Facts and Myths You Should Know About U.S. Immigration

There are many stereotypes and misconceptions surrounding U.S. immigration. So, it’s a good idea to ask ourselves how much we actually know about it. Here are some facts you are less likely to know about U.S. immigration. Some of them may challenge your perceptions or take you by surprise but they will definitely provide you with a more realistic picture around the topic.

Do immigrants pay taxes?

There is a belief that immigrants do not pay taxes. But the fact is, even undocumented immigrants do.

Each year immigrants pay between $90 to $140 billion in taxes. In 2012, undocumented immigrants paid about $11.8 billion, which included taxes on good and property.

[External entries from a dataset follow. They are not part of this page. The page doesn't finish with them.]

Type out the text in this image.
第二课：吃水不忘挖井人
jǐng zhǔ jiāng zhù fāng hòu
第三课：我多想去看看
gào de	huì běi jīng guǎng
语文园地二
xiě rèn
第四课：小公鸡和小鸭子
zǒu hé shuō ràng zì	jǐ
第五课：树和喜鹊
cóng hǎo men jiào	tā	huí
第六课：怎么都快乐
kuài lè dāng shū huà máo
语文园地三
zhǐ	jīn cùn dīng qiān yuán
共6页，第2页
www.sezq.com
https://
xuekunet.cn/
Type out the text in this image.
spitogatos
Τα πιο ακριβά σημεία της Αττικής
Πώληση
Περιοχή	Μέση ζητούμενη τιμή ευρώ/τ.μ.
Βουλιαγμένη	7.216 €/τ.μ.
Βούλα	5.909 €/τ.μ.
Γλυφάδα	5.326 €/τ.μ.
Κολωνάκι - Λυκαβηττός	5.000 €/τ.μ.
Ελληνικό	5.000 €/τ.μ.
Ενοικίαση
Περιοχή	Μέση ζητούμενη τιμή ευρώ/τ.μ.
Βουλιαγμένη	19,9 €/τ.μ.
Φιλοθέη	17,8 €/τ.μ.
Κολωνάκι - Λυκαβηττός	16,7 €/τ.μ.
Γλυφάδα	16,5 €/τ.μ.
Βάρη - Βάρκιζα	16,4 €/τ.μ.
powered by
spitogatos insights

There are other concerns that U.S. immigration threatens to take away jobs from people born in the U.S. To debunk this, if you compare immigrants to citizens, it’s enough to know that immigrants are twice as likely to found businesses. In addition, companies owned by immigrants show higher employment rate. States with many immigrant-owned companies have a higher employment rate for everyone.

Moreover, immigrants contribute to home ownership market faster than the U.S. born population. From 1994 to 2015, immigrant homeownership rate increased by 2.3 percent while U.S. born home ownership remained stable. According to Jacob Vidgor of the University of Washington, immigrants’ contribution to the housing markets is estimated to be $3.7 trillion nationwide.

Is U.S. immigration mostly illegal?

It is a common myth that most U.S. immigration is illegal. In fact, about 40 to 50 percent of illegal immigrants in U.S. have crossed the border legally. What happened is they got their visas as employees, students or tourists and did not return to their home country when their visas expired.

Statistics from the Pew Hispanic Center show that 66 percent of unauthorized adults in the U.S. in 2014 have been residing in the country for about a decade. Those are people who have long integrated into all aspects of life from labor-market to civil society.

Does U.S. immigration boost criminality?

As opposed to the common belief, they do not. In fact, U.S. born population is more likely to commit crimes. Even undocumented immigration is associated with lower crime rates.

According to a study by Harvard sociologist Robert Sampson, police records and census data demonstrate that cities of concentrated immigration are among the safest in U.S.

Other curious facts about U.S. immigration

Since we’ve debunked the most crucial of myths, now it’s time for a couple of curious facts.

Until 1960s male immigrants outnumbered female immigrants. However, starting from 1970’s the situation has changed and up until now there are more women immigrants coming to the U.S.  In 2015, 51.4% immigrant population in the U.S. was female.In 2014, 17% of the civilian labor force in the U.S. consisted of immigrants.

Next, in 2014, 17% of the civilian labor force in the U.S. consisted of immigrants.

In 2014, 29% of immigrants in the U.S. aged 25 and older had a bachelor’s degree or higher compared with the 30 percent of U.S. born citizens.

And lastly, in 2016, the six American Nobel Prize winner in areas of economics, chemistry, and physics were all immigrants.

It is not easy to differentiate facts and myths when it comes to U.S. immigration. But now you are certainly more equipped to do so!